3. Fill in the cells for N (sample size), μ (population mean), and σ (population standard deviation) with the given information: N = 50, μ = 100, σ = 25.
4. Compute the Standard Error of the Mean (σM) in the appropriate cell using the formula "=sigma / sqrt(N)".
5. Calculate the sample mean (M) using the AVERAGE function in Excel. Enter the formula "=AVERAGE(A1:A50)" in the appropriate cell.
6. Enter the alpha value (0.05) in the appropriate cell. This is the level of significance for the test.
7. Find the critical Z value for the test based on the alpha level using the NORMSINV function in Excel. The formula is "=NORMSINV(alpha)". Enter the formula "=NORMSINV(0.05)" in the appropriate cell. Consider the direction of your hypothesis when computing this Z value.
8. Compute the sample Z score using the formula "= (sample_mean - population_mean) / (sigma / sqrt(N))".
9. Fill in the critical p-value based on your alpha level. This value can be obtained from a Z-table or by using the NORMSDIST function in Excel. The formula to calculate the critical p-value is "=2 * NORMSDIST(-abs(critical_Z))" for a one-tailed test. Enter the formula in the appropriate cell.

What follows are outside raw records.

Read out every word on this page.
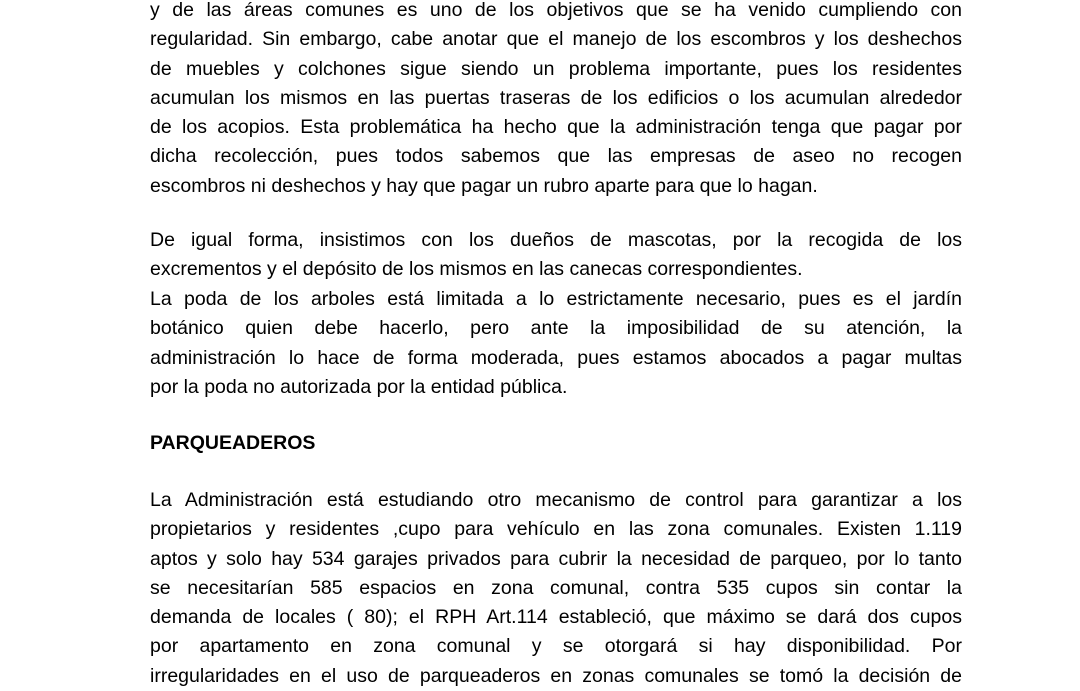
y de las áreas comunes es uno de los objetivos que se ha venido cumpliendo con
regularidad. Sin embargo, cabe anotar que el manejo de los escombros y los deshechos
de muebles y colchones sigue siendo un problema importante, pues los residentes
acumulan los mismos en las puertas traseras de los edificios o los acumulan alrededor
de los acopios. Esta problemática ha hecho que la administración tenga que pagar por
dicha recolección, pues todos sabemos que las empresas de aseo no recogen
escombros ni deshechos y hay que pagar un rubro aparte para que lo hagan.
De igual forma, insistimos con los dueños de mascotas, por la recogida de los
excrementos y el depósito de los mismos en las canecas correspondientes.
La poda de los arboles está limitada a lo estrictamente necesario, pues es el jardín
botánico quien debe hacerlo, pero ante la imposibilidad de su atención, la
administración lo hace de forma moderada, pues estamos abocados a pagar multas
por la poda no autorizada por la entidad pública.
PARQUEADEROS
La Administración está estudiando otro mecanismo de control para garantizar a los
propietarios y residentes ,cupo para vehículo en las zona comunales. Existen 1.119
aptos y solo hay 534 garajes privados para cubrir la necesidad de parqueo, por lo tanto
se necesitarían 585 espacios en zona comunal, contra 535 cupos sin contar la
demanda de locales ( 80); el RPH Art.114 estableció, que máximo se dará dos cupos
por apartamento en zona comunal y se otorgará si hay disponibilidad. Por
irregularidades en el uso de parqueaderos en zonas comunales se tomó la decisión de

10. Compute your sample's p-value based on your sample's Z score using the NORMSDIST function in Excel. The formula is "=2 * NORMSDIST(-abs(sample_Z))" for a one-tailed test. Enter the formula in the appropriate cell.
11. Answer the five questions underneath the second table in the Excel file. These questions are regarding the interpretation of the hypothesis test results. Type your answers directly into the Excel file as indicated.